Above, we also learned that there are many scripts provided by default in the Ghidra installation, meaning you don’t have to develop everything from scratch and you can learn from the scripts provided.

Finally, I want to end with my top scripts for malware research using Ghidra. I have no doubt you will find them as incredibly useful on a daily basis as I do. Check them out:

1. VTGrep: https://github.com/SentineLabs/VTgrepGHIDRA
   This plugin integrates functionality from VirusTotal web services into the GHIDRA’s user interface. The current version is v0.1, This plugin is not production-ready yet, and unexpected behavior can still occur and released without any warranty. This release integrates VTGrep into GHIDRA, facilitating the searching for similar code, strings, or sequences of bytes. Watch the how to video to understand how to use VTGrep.
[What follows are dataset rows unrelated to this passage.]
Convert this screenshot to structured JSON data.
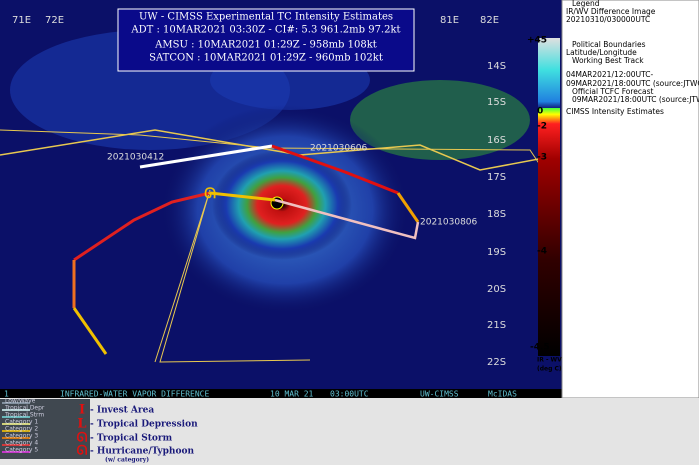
{
  "title_box": {
    "title": "UW - CIMSS Experimental TC Intensity Estimates",
    "lines": [
      "ADT : 10MAR2021 03:30Z - CI#: 5.3  961.2mb  97.2kt",
      "AMSU : 10MAR2021 01:29Z - 958mb  108kt",
      "SATCON : 10MAR2021 01:29Z - 960mb  102kt"
    ]
  },
  "longitudes": [
    "71E",
    "72E",
    "81E",
    "82E"
  ],
  "latitudes": [
    "14S",
    "15S",
    "16S",
    "17S",
    "18S",
    "19S",
    "20S",
    "21S",
    "22S"
  ],
  "track_labels": [
    "2021030412",
    "2021030606",
    "2021030806"
  ],
  "footer_bar": [
    "1",
    "INFRARED-WATER VAPOR DIFFERENCE",
    "10 MAR 21",
    "03:00UTC",
    "UW-CIMSS",
    "McIDAS"
  ],
  "colorbar": {
    "labels": [
      "+45",
      "0",
      "-2",
      "-3",
      "-4",
      "-4.5"
    ],
    "unit": [
      "IR - WV",
      "(deg C)"
    ]
  },
  "legend": [
    "Legend",
    "IR/WV Difference Image",
    "20210310/030000UTC",
    "Political Boundaries",
    "Latitude/Longitude",
    "Working Best Track",
    "04MAR2021/12:00UTC-",
    "09MAR2021/18:00UTC  (source:JTWC)",
    "Official TCFC Forecast",
    "09MAR2021/18:00UTC  (source:JTWC)",
    "CIMSS Intensity Estimates"
  ],
  "category_key": [
    "Low/Wave",
    "Tropical Depr",
    "Tropical Strm",
    "Category 1",
    "Category 2",
    "Category 3",
    "Category 4",
    "Category 5"
  ],
  "symbol_key": [
    "- Invest Area",
    "- Tropical Depression",
    "- Tropical Storm",
    "- Hurricane/Typhoon",
    "(w/ category)"
  ]
}
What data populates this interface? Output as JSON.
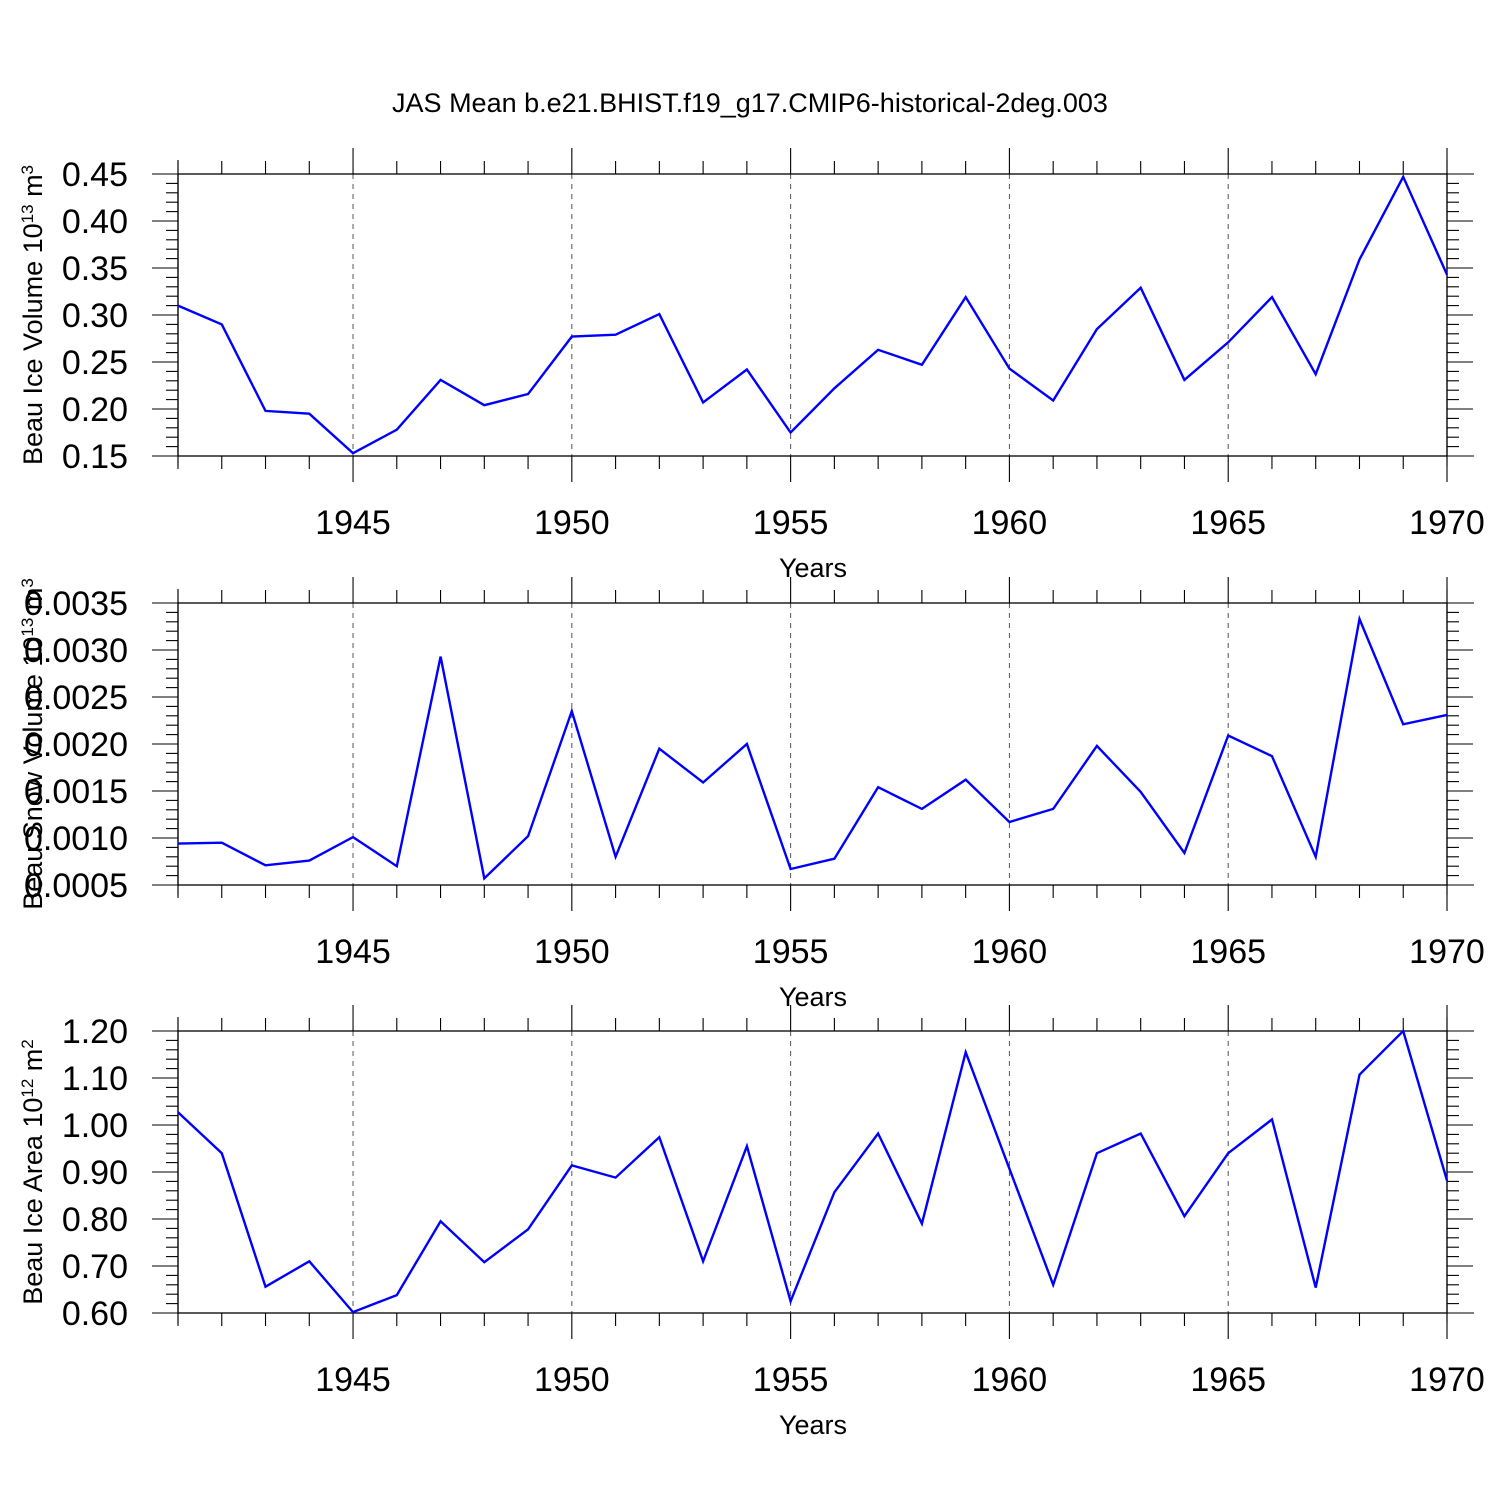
{
  "title": "JAS Mean b.e21.BHIST.f19_g17.CMIP6-historical-2deg.003",
  "colors": {
    "line": "#0000ff",
    "axis": "#000000",
    "grid": "#555555"
  },
  "chart_data": [
    {
      "type": "line",
      "name": "ice-volume",
      "ylabel": {
        "text": "Beau Ice Volume 10",
        "sup": "13",
        "unit": " m",
        "unit_sup": "3"
      },
      "xlabel": "Years",
      "xlim": [
        1941,
        1970
      ],
      "ylim": [
        0.15,
        0.45
      ],
      "yticks": [
        "0.15",
        "0.20",
        "0.25",
        "0.30",
        "0.35",
        "0.40",
        "0.45"
      ],
      "xticks": [
        "1945",
        "1950",
        "1955",
        "1960",
        "1965",
        "1970"
      ],
      "grid": "vertical dashed at major x ticks",
      "x": [
        1941,
        1942,
        1943,
        1944,
        1945,
        1946,
        1947,
        1948,
        1949,
        1950,
        1951,
        1952,
        1953,
        1954,
        1955,
        1956,
        1957,
        1958,
        1959,
        1960,
        1961,
        1962,
        1963,
        1964,
        1965,
        1966,
        1967,
        1968,
        1969,
        1970
      ],
      "values": [
        0.31,
        0.29,
        0.198,
        0.195,
        0.153,
        0.178,
        0.231,
        0.204,
        0.216,
        0.277,
        0.279,
        0.301,
        0.207,
        0.242,
        0.175,
        0.222,
        0.263,
        0.247,
        0.319,
        0.243,
        0.209,
        0.285,
        0.329,
        0.231,
        0.271,
        0.319,
        0.237,
        0.359,
        0.447,
        0.343
      ]
    },
    {
      "type": "line",
      "name": "snow-volume",
      "ylabel": {
        "text": "Beau Snow Volume 10",
        "sup": "13",
        "unit": " m",
        "unit_sup": "3"
      },
      "xlabel": "Years",
      "xlim": [
        1941,
        1970
      ],
      "ylim": [
        0.0005,
        0.0035
      ],
      "yticks": [
        "0.0005",
        "0.0010",
        "0.0015",
        "0.0020",
        "0.0025",
        "0.0030",
        "0.0035"
      ],
      "xticks": [
        "1945",
        "1950",
        "1955",
        "1960",
        "1965",
        "1970"
      ],
      "grid": "vertical dashed at major x ticks",
      "x": [
        1941,
        1942,
        1943,
        1944,
        1945,
        1946,
        1947,
        1948,
        1949,
        1950,
        1951,
        1952,
        1953,
        1954,
        1955,
        1956,
        1957,
        1958,
        1959,
        1960,
        1961,
        1962,
        1963,
        1964,
        1965,
        1966,
        1967,
        1968,
        1969,
        1970
      ],
      "values": [
        0.00094,
        0.00095,
        0.00071,
        0.00076,
        0.00101,
        0.0007,
        0.00293,
        0.00057,
        0.00102,
        0.00235,
        0.0008,
        0.00195,
        0.00159,
        0.002,
        0.00067,
        0.00078,
        0.00154,
        0.00131,
        0.00162,
        0.00117,
        0.00131,
        0.00198,
        0.00149,
        0.00084,
        0.00209,
        0.00187,
        0.0008,
        0.00333,
        0.00221,
        0.00231
      ]
    },
    {
      "type": "line",
      "name": "ice-area",
      "ylabel": {
        "text": "Beau Ice Area 10",
        "sup": "12",
        "unit": " m",
        "unit_sup": "2"
      },
      "xlabel": "Years",
      "xlim": [
        1941,
        1970
      ],
      "ylim": [
        0.6,
        1.2
      ],
      "yticks": [
        "0.60",
        "0.70",
        "0.80",
        "0.90",
        "1.00",
        "1.10",
        "1.20"
      ],
      "xticks": [
        "1945",
        "1950",
        "1955",
        "1960",
        "1965",
        "1970"
      ],
      "grid": "vertical dashed at major x ticks",
      "x": [
        1941,
        1942,
        1943,
        1944,
        1945,
        1946,
        1947,
        1948,
        1949,
        1950,
        1951,
        1952,
        1953,
        1954,
        1955,
        1956,
        1957,
        1958,
        1959,
        1960,
        1961,
        1962,
        1963,
        1964,
        1965,
        1966,
        1967,
        1968,
        1969,
        1970
      ],
      "values": [
        1.027,
        0.94,
        0.656,
        0.71,
        0.602,
        0.638,
        0.795,
        0.708,
        0.778,
        0.914,
        0.888,
        0.974,
        0.71,
        0.955,
        0.625,
        0.857,
        0.982,
        0.79,
        1.155,
        0.907,
        0.66,
        0.94,
        0.982,
        0.806,
        0.94,
        1.012,
        0.654,
        1.107,
        1.2,
        0.882
      ]
    }
  ]
}
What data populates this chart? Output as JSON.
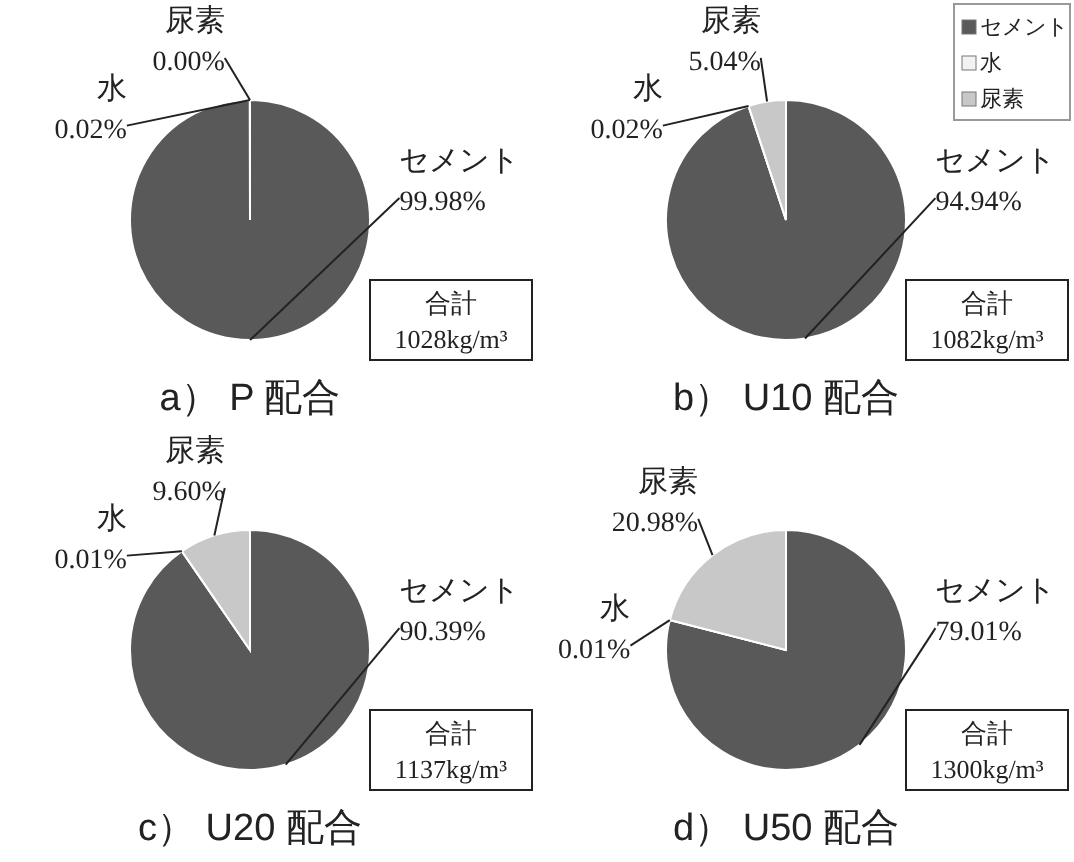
{
  "chart_data": [
    {
      "type": "pie",
      "title": "a） P 配合",
      "categories": [
        "セメント",
        "水",
        "尿素"
      ],
      "values": [
        99.98,
        0.02,
        0.0
      ],
      "value_labels": [
        "99.98%",
        "0.02%",
        "0.00%"
      ],
      "colors": [
        "#595959",
        "#f2f2f2",
        "#c8c8c8"
      ],
      "annotations": [
        "合計\n1028kg/m³"
      ],
      "legend": false
    },
    {
      "type": "pie",
      "title": "b） U10 配合",
      "categories": [
        "セメント",
        "水",
        "尿素"
      ],
      "values": [
        94.94,
        0.02,
        5.04
      ],
      "value_labels": [
        "94.94%",
        "0.02%",
        "5.04%"
      ],
      "colors": [
        "#595959",
        "#f2f2f2",
        "#c8c8c8"
      ],
      "annotations": [
        "合計\n1082kg/m³"
      ],
      "legend": "top right"
    },
    {
      "type": "pie",
      "title": "c） U20 配合",
      "categories": [
        "セメント",
        "水",
        "尿素"
      ],
      "values": [
        90.39,
        0.01,
        9.6
      ],
      "value_labels": [
        "90.39%",
        "0.01%",
        "9.60%"
      ],
      "colors": [
        "#595959",
        "#f2f2f2",
        "#c8c8c8"
      ],
      "annotations": [
        "合計\n1137kg/m³"
      ],
      "legend": false
    },
    {
      "type": "pie",
      "title": "d） U50 配合",
      "categories": [
        "セメント",
        "水",
        "尿素"
      ],
      "values": [
        79.01,
        0.01,
        20.98
      ],
      "value_labels": [
        "79.01%",
        "0.01%",
        "20.98%"
      ],
      "colors": [
        "#595959",
        "#f2f2f2",
        "#c8c8c8"
      ],
      "annotations": [
        "合計\n1300kg/m³"
      ],
      "legend": false
    }
  ]
}
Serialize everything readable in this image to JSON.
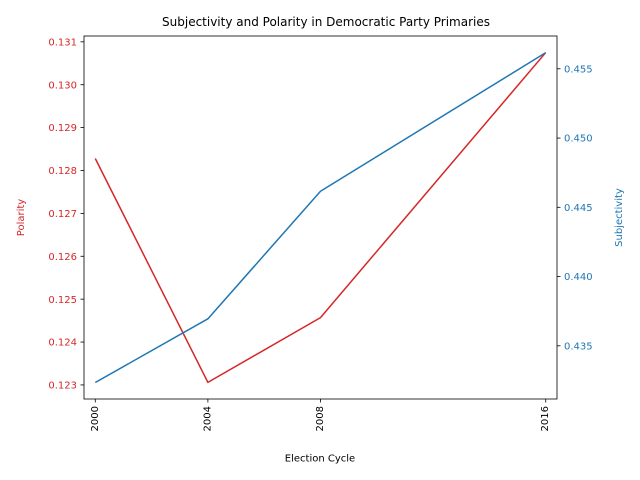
{
  "chart_data": {
    "type": "line",
    "title": "Subjectivity and Polarity in Democratic Party Primaries",
    "xlabel": "Election Cycle",
    "x": [
      2000,
      2004,
      2008,
      2016
    ],
    "x_ticks": [
      "2000",
      "2004",
      "2008",
      "2016"
    ],
    "xlim": [
      1999.6,
      2016.4
    ],
    "grid": false,
    "series": [
      {
        "name": "Polarity",
        "axis": "left",
        "color": "#d62728",
        "values": [
          0.12828,
          0.12306,
          0.12457,
          0.13075
        ]
      },
      {
        "name": "Subjectivity",
        "axis": "right",
        "color": "#1f77b4",
        "values": [
          0.43235,
          0.43695,
          0.44616,
          0.45617
        ]
      }
    ],
    "left_axis": {
      "label": "Polarity",
      "color": "#d62728",
      "range": [
        0.122672,
        0.131136
      ],
      "ticks": [
        0.123,
        0.124,
        0.125,
        0.126,
        0.127,
        0.128,
        0.129,
        0.13,
        0.131
      ],
      "tick_labels": [
        "0.123",
        "0.124",
        "0.125",
        "0.126",
        "0.127",
        "0.128",
        "0.129",
        "0.130",
        "0.131"
      ]
    },
    "right_axis": {
      "label": "Subjectivity",
      "color": "#1f77b4",
      "range": [
        0.431161,
        0.457368
      ],
      "ticks": [
        0.435,
        0.44,
        0.445,
        0.45,
        0.455
      ],
      "tick_labels": [
        "0.435",
        "0.440",
        "0.445",
        "0.450",
        "0.455"
      ]
    }
  }
}
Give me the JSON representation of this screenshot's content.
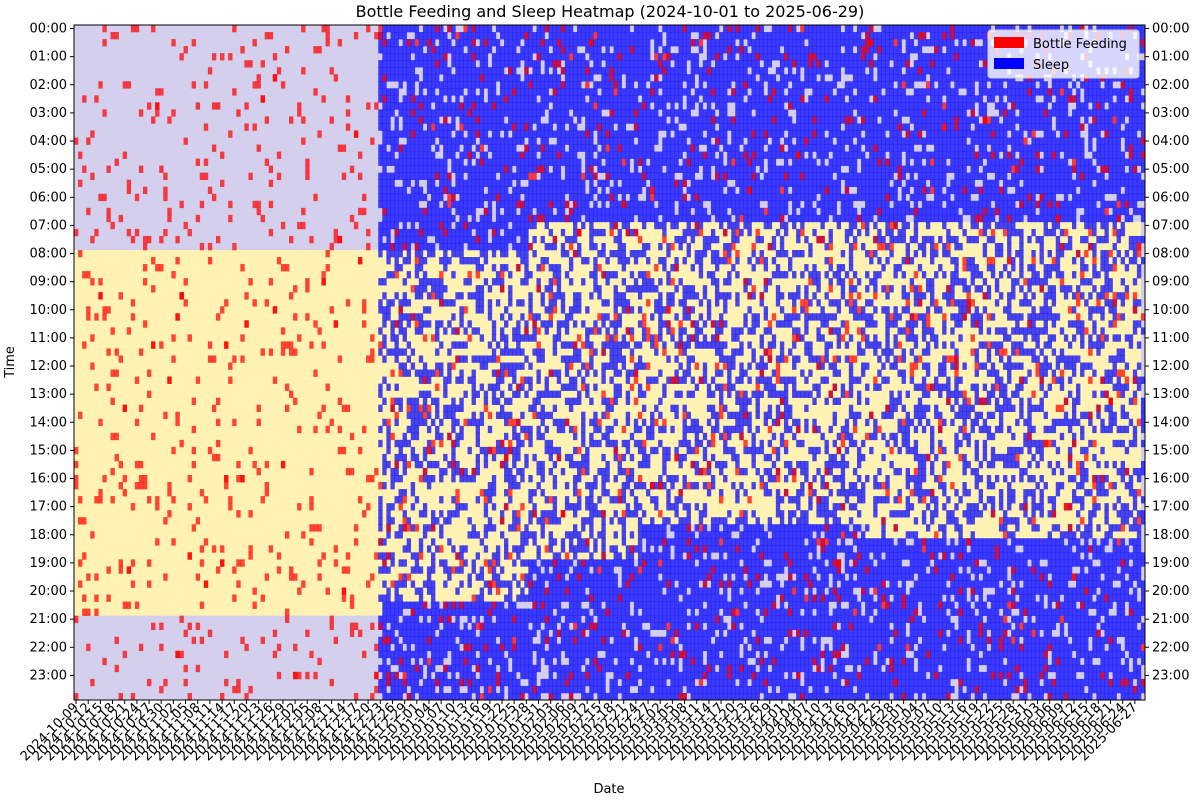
{
  "chart_data": {
    "type": "heatmap",
    "title": "Bottle Feeding and Sleep Heatmap (2024-10-01 to 2025-06-29)",
    "xlabel": "Date",
    "ylabel": "Time",
    "date_range": [
      "2024-10-01",
      "2025-06-29"
    ],
    "x_ticks": [
      "2024-10-09",
      "2024-10-12",
      "2024-10-15",
      "2024-10-18",
      "2024-10-21",
      "2024-10-24",
      "2024-10-27",
      "2024-10-30",
      "2024-11-02",
      "2024-11-05",
      "2024-11-08",
      "2024-11-11",
      "2024-11-14",
      "2024-11-17",
      "2024-11-20",
      "2024-11-23",
      "2024-11-26",
      "2024-11-29",
      "2024-12-02",
      "2024-12-05",
      "2024-12-08",
      "2024-12-11",
      "2024-12-14",
      "2024-12-17",
      "2024-12-20",
      "2024-12-23",
      "2024-12-26",
      "2024-12-29",
      "2025-01-01",
      "2025-01-04",
      "2025-01-07",
      "2025-01-10",
      "2025-01-13",
      "2025-01-16",
      "2025-01-19",
      "2025-01-22",
      "2025-01-25",
      "2025-01-28",
      "2025-01-31",
      "2025-02-03",
      "2025-02-06",
      "2025-02-09",
      "2025-02-12",
      "2025-02-15",
      "2025-02-18",
      "2025-02-21",
      "2025-02-24",
      "2025-02-27",
      "2025-03-02",
      "2025-03-05",
      "2025-03-08",
      "2025-03-11",
      "2025-03-14",
      "2025-03-17",
      "2025-03-20",
      "2025-03-23",
      "2025-03-26",
      "2025-03-29",
      "2025-04-01",
      "2025-04-04",
      "2025-04-07",
      "2025-04-10",
      "2025-04-13",
      "2025-04-16",
      "2025-04-19",
      "2025-04-22",
      "2025-04-25",
      "2025-04-28",
      "2025-05-01",
      "2025-05-04",
      "2025-05-07",
      "2025-05-10",
      "2025-05-13",
      "2025-05-16",
      "2025-05-19",
      "2025-05-22",
      "2025-05-25",
      "2025-05-28",
      "2025-05-31",
      "2025-06-03",
      "2025-06-06",
      "2025-06-09",
      "2025-06-12",
      "2025-06-15",
      "2025-06-18",
      "2025-06-21",
      "2025-06-24",
      "2025-06-27"
    ],
    "y_ticks": [
      "00:00",
      "01:00",
      "02:00",
      "03:00",
      "04:00",
      "05:00",
      "06:00",
      "07:00",
      "08:00",
      "09:00",
      "10:00",
      "11:00",
      "12:00",
      "13:00",
      "14:00",
      "15:00",
      "16:00",
      "17:00",
      "18:00",
      "19:00",
      "20:00",
      "21:00",
      "22:00",
      "23:00"
    ],
    "series": [
      {
        "name": "Bottle Feeding",
        "color": "#ff0000"
      },
      {
        "name": "Sleep",
        "color": "#0000ff"
      }
    ],
    "background_periods": [
      {
        "from_date": "2024-10-09",
        "to_date": "2024-12-24",
        "day_start": "08:00",
        "day_end": "21:00"
      },
      {
        "from_date": "2024-12-24",
        "to_date": "2025-01-29",
        "day_start": "08:00",
        "day_end": "20:30"
      },
      {
        "from_date": "2025-01-29",
        "to_date": "2025-02-26",
        "day_start": "07:00",
        "day_end": "19:00"
      },
      {
        "from_date": "2025-02-26",
        "to_date": "2025-04-22",
        "day_start": "07:00",
        "day_end": "17:45"
      },
      {
        "from_date": "2025-04-22",
        "to_date": "2025-06-29",
        "day_start": "07:00",
        "day_end": "18:15"
      }
    ],
    "legend_position": "top-right",
    "day_color": "#fff2b3",
    "night_color": "#d4cfec"
  }
}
2. Binwalk: https://github.com/ghidraninja/ghidra_scripts/blob/master/binwalk.py
   Runs binwalk on the current program and bookmarks the findings. Requires binwalk to be in $PATH.
3. Yara: https://github.com/0x6d696368/ghidra_scripts/blob/master/YaraSearch.py
   This Ghidra script provides a YARA search. It will place a PRE_COMMENT at the location of each match. It will set bookmarks for each match.
4. Golang Renamer: https://github.com/ghidraninja/ghidra_scripts/blob/master/golang_renamer.py
   Restores function names from a stripped Go binary.
5. Daenerys: https://github.com/daenerys-sre/source
   Daenerys is an interop framework that allows you to run IDAPython scripts under Ghidra and Ghidra scripts under IDA Pro with little to no modifications.